I'll try and keep things updated here, but between blogging and tweeting for the video game account it's keeping me busy.  And busy is good, even if it's stay-in-your-room-and-don't leave busy. =)

VOW : Kids React (This is How I Feel about Minecraft)

Sunday, March 11, 2012

TOW: It's not what you have...

Sometimes living in a big city, you compare yourself and what you have to what other people have.  I know that I often find myself caught up in a race against other people and the things they are doing.  Often the feeling you are left with is, "Why does this person have so much, but I have so little?"  It's not the comparison that bothers me, I find, but the feeling your left with.  The feeling like there's a big hole where all the appreciation for what's in your life should be.
I find myself often thinking, "Yes, I have this, this and this, but I don't have this, this and this."  And the focus always seems to be on the things I don't have, on the problems in my life, on the little failures that don't actually mean anything.  And finally, I often ask, "Why can't I be happy, with all the good things in my life?"

Sometimes, when life gets off track, the one and only thing to remember is that happiness comes through trying, not through hoping happiness will arrive.  More than that, I realized that for the last couple years, I have been focusing on the problems that are in my life, on the things I wish that weren't in my life.  It's kind of like focusing on what you hate, about yourself, about your life, about your day.  And then I would try and pull myself out of some deep hole I was in by focusing on what I love and trying to busy myself with that.

What is strange is that when I thought back to those times when I was truly happy, I realized it wasn't because I wasn't focusing on what I loved, or what I hated.  Those two things are constantly in a battle for my attention, but that's not how we can be happy.  Instead, when I was happy, I was focused not on things, but on people.  And not on people that I love, but on the people that love me.

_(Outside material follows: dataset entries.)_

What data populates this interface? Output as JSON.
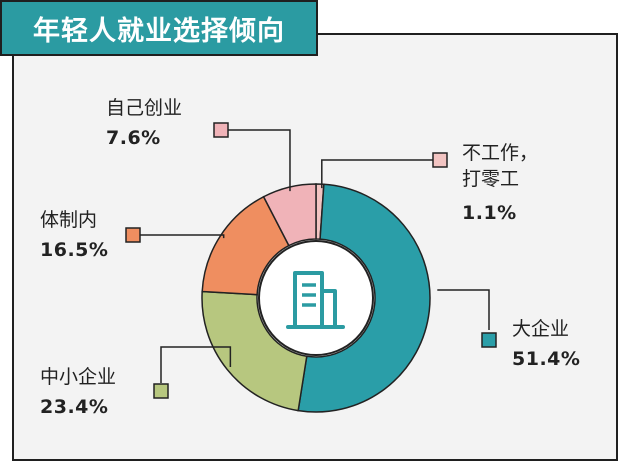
{
  "title": "年轻人就业选择倾向",
  "colors": {
    "accent": "#2b9ba2",
    "frame_bg": "#f3f3f3",
    "icon": "#2b9ba2"
  },
  "chart_data": {
    "type": "pie",
    "variant": "donut",
    "title": "年轻人就业选择倾向",
    "center_icon": "building-icon",
    "slices": [
      {
        "label": "不工作，打零工",
        "display": "不工作，\n打零工",
        "value": 1.1,
        "value_label": "1.1%",
        "color": "#f2c4c2"
      },
      {
        "label": "大企业",
        "display": "大企业",
        "value": 51.4,
        "value_label": "51.4%",
        "color": "#2a9ea8"
      },
      {
        "label": "中小企业",
        "display": "中小企业",
        "value": 23.4,
        "value_label": "23.4%",
        "color": "#b7c77f"
      },
      {
        "label": "体制内",
        "display": "体制内",
        "value": 16.5,
        "value_label": "16.5%",
        "color": "#ef8e60"
      },
      {
        "label": "自己创业",
        "display": "自己创业",
        "value": 7.6,
        "value_label": "7.6%",
        "color": "#f0b3b8"
      }
    ]
  }
}
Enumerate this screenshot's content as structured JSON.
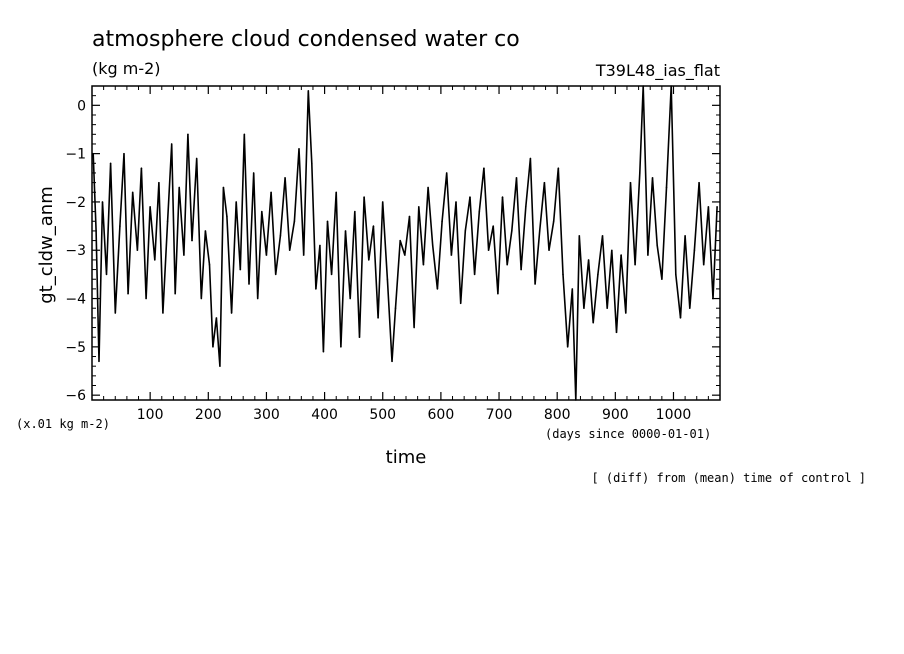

It's not what I do, but what others do for me that makes me happy.  We can do all the good deeds in the world for our friends, and yes it can give us a kind of happiness.  But it's not what we do for our friends, or our families, our peers or strangers.  It's what they do for us.

It's not what you have.  It's what you are given that makes you happy.


VOW: Jaane Kyun

From my new favourite Bollywood movie.